Tuesday, November 2, 2010

Life Lines 19

CANCER ARISES FROM A SINGLE CELL AND TAKES DECADES TO PRODUCE SYMPTOMS

How fast did it take you to know as a child not to put your hand on a hot pot or pan? I suspect a few seconds and a pained “ow” was sufficient to drive home cause (very hot) and effect (pain). Which is worse, a burn on your hand from touching a hot pot or a tumor in your lungs? The question is idiotic but surprisingly more people are aware of avoiding hot surfaces than avoiding things that produce tumors in the lungs. Why is that? The burn is immediate and millions of cells including nerve cells are involved in the burn that produces the “ouch.” So our brains are very good at recognizing immediate cause and effect. But if you smoke cigarettes you are inhaling some four thousand combustion products of tobacco and several dozen are known carcinogens, agents that induce cancers. These include stuff you never heard of like nitrosamines and anthracenes but some that are familiar like aldehydes. That stuff slaps against the lining cells of your trachea and bronchial tree; and it kills those cells, most of which flatten out into squamous cells. But you don’t feel that. Nor do you feel the seepage of the chemicals of combustion as they dribble down several layers of cells and on rare occasions (about once in 10 to 20 years of smoking a pack a day) they produce a tumor cell. Nor do you feel that tumor cell divide every six months or so and after some 15 or more years it produces a lump about the size of a pea. That will make you cough. So 25 or 35 years may elapse between starting a smoking habit and having a first symptom of cancer. Our brains do not respond to the gene mutations and chromosome breakages that eventually set off a cell to act like a tumor cell.

The first person to realize cancers were diseases of cells was Rudolph Virchow in the 1850s. He formulated the cell doctrine that asserts all cells arise from pre-existing cells. He extended this to cancers because he saw that they were alike in the tumor and he inferred they arose from one initial cell. It took 20 more years to work out cell division and it took a century before the relation between tumors and carcinogens was worked out.

Because most of humanity is ignorant of science they spend their time teaching kids not to play with broken glass, not to swallow yucky stuff in pretty bottles, and other things to which their experience and senses are familiar.

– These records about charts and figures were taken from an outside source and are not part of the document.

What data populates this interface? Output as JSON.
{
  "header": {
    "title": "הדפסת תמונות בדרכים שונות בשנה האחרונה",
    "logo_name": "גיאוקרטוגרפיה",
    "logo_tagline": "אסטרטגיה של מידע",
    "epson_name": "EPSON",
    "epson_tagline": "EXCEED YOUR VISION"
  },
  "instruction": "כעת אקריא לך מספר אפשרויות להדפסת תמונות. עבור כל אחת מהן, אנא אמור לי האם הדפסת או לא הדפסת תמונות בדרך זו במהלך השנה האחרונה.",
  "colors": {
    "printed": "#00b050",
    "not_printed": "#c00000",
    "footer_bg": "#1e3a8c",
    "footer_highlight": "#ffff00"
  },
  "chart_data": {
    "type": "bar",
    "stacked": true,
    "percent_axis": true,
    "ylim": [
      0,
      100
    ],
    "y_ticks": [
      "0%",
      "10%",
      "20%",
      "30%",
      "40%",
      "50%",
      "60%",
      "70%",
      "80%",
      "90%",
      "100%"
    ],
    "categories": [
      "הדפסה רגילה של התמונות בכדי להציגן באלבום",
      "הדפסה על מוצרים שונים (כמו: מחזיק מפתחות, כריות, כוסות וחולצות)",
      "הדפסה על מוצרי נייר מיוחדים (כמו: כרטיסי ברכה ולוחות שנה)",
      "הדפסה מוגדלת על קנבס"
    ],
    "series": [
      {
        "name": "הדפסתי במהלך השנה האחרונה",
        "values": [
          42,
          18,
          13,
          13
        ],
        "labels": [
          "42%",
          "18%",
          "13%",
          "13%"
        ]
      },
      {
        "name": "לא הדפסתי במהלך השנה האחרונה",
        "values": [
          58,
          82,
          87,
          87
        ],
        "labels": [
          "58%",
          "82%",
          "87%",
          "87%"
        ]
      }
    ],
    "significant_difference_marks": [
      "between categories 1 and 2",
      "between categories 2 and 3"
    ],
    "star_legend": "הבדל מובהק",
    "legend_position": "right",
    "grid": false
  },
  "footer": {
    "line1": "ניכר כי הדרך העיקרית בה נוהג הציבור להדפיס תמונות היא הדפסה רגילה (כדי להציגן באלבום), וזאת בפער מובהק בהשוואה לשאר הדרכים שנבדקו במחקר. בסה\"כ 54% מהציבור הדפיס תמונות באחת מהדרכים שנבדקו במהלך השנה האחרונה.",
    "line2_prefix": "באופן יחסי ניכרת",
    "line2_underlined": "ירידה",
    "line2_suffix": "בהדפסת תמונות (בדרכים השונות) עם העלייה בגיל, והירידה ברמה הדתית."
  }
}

But to the big killers, like agents that mutate genes, break chromosomes, deform embryos, and transform cells into tumor cells, we rely on what? Nothing! So we call it fate or bad luck or say stupid things [“You’ve got to die of something”] when we can greatly reduce the amount of harm done by agents in our foods, air, water, and the house we live in that can cause cellular damage.

If we were science literate or cared as much about our health for serious things as we do for relatively minor things, we would demand our schools teach “defensive living” just as we demand it for teaching our teens “defensive driving.” The fault is shared by scientists who prefer to teach science stripped of its values and implications for our lives and by the public which is afraid that learning about biology in a liberal arts context leads to loss of faith, conflict with religious beliefs, or subversive social views about regulating industry. The price we pay for this attitude is a lot of unnecessary illness and death.